With his square jaw, his colorless demeanor, and a grooming style straight out of a 1940s Boy Scout Handbook, the long-running comic strip hero Mark Trail (official spokescharacter for the National Oceanic and Atmospheric Administration) isn’t someone you’d expect to find rebelling against government authority. Indeed, the fictive nature journalist spends much of his time literally punching out poachers and other despoilers of the nation’s forests and wetlands, and turning them over to state and local game wardens.
Yet here he is getting ready to deliver his trademark right hook to eminent domain abuse in the strip’s mythical “Lost Forest,” where local developers are trying to use the government to seize ecologically valuable land in order to build a road. Mark Trail writer and artist Jack Elrod says the storyline was inspired by several high-profile property battles, among them a plan to seize land on the site of the Civil War Battle of Lovejoy Station, near Elrod’s hometown of Atlanta.

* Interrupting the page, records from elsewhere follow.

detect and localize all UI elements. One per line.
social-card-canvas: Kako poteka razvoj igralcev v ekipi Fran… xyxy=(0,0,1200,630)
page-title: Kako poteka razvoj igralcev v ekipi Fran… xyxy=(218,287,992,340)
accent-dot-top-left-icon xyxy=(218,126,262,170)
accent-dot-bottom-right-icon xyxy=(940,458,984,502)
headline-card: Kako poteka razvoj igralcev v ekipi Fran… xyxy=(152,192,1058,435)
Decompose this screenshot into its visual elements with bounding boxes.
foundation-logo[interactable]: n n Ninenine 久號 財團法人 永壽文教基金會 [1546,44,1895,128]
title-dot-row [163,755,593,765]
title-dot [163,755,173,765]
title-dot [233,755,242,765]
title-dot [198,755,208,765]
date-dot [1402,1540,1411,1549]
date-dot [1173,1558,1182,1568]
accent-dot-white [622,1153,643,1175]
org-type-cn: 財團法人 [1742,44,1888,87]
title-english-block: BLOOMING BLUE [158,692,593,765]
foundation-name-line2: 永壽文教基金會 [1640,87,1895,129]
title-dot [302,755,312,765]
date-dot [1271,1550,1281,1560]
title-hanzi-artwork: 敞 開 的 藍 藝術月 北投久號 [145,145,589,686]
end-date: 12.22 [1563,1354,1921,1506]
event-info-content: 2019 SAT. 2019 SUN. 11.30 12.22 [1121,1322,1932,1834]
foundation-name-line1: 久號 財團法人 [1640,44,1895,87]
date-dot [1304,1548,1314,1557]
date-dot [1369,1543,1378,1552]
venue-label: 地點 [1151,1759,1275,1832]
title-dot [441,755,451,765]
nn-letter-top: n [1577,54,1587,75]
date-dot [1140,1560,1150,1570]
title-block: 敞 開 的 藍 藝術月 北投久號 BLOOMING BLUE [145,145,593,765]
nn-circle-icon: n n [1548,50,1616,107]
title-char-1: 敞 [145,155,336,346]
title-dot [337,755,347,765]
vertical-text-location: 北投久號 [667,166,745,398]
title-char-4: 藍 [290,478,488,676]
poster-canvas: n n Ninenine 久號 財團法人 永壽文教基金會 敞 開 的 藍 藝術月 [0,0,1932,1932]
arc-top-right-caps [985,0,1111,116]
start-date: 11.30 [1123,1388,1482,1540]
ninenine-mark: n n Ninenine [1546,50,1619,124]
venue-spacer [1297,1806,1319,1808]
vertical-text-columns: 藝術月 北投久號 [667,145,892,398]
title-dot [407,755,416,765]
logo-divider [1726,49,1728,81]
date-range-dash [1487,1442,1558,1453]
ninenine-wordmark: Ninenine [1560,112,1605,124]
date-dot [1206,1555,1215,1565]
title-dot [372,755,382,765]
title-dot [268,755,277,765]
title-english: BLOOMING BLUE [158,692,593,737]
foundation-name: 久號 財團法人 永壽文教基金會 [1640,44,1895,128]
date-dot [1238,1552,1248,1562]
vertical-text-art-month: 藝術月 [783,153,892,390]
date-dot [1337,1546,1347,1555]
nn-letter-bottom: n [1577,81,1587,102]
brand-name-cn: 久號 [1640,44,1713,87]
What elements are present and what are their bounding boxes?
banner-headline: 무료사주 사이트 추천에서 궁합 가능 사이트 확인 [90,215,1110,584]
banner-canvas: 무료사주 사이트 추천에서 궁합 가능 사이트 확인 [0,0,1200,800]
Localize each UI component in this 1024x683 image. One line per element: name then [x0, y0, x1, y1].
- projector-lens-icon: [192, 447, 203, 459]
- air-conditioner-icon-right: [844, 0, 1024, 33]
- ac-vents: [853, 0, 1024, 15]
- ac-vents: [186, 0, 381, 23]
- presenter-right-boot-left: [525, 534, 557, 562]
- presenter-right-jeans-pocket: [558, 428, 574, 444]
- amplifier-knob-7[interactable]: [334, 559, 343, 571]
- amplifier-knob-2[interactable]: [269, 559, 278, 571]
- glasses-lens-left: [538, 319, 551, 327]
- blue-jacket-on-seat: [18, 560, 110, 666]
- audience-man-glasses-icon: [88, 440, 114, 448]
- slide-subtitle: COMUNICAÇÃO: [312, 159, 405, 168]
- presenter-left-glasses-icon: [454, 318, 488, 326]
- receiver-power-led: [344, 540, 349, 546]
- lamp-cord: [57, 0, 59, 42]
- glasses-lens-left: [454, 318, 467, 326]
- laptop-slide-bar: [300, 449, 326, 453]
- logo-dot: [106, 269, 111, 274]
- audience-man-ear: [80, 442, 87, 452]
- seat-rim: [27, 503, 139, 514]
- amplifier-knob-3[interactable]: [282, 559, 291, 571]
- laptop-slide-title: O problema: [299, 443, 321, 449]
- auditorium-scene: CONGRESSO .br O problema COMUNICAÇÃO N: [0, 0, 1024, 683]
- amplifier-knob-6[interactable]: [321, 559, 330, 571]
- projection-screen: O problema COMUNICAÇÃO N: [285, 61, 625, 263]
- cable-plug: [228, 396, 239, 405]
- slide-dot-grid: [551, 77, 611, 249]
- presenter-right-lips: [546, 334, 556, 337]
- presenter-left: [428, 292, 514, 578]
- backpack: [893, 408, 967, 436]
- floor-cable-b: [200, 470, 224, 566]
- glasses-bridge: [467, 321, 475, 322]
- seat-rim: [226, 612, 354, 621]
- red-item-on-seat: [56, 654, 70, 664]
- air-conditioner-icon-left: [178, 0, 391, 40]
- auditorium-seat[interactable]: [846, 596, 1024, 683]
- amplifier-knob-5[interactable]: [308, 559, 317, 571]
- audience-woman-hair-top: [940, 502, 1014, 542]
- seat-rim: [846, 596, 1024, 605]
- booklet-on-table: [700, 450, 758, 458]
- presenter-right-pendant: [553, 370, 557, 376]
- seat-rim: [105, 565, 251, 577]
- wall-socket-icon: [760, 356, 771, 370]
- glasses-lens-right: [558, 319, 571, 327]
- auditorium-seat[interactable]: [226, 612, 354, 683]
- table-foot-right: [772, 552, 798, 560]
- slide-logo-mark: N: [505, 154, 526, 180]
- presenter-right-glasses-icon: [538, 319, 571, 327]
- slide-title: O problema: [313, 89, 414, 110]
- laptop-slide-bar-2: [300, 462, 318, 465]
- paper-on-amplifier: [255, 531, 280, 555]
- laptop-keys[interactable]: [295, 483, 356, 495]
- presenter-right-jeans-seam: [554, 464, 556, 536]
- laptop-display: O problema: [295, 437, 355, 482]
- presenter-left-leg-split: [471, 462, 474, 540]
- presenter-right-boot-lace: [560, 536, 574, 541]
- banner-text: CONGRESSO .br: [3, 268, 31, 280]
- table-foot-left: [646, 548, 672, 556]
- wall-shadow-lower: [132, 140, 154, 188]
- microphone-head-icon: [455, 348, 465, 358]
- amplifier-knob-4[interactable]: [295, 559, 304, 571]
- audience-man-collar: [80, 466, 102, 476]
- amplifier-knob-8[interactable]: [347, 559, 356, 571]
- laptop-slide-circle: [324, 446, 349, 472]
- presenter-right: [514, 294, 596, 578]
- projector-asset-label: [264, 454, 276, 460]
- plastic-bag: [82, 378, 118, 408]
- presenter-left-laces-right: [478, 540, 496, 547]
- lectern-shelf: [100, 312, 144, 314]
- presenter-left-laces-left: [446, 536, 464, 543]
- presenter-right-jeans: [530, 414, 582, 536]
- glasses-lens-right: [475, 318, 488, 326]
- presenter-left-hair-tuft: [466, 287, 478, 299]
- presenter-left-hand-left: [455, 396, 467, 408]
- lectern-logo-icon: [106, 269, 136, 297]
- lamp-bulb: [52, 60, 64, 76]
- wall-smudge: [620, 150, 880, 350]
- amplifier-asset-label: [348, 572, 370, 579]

Mark Trail, which appears in 175 papers, is hardly a trendsetter even in the funny pages. But in this case it’s an indicator of how property condemnation captured the nation’s attention and provoked a serious backlash after the U.S. Supreme Court’s Kelo v. City of New London decision. As that unfortunate ruling marks its first grim birthday this month, it’s worth remembering, with Mark Trail, that the government’s unlimited condemnation authority goes against nature.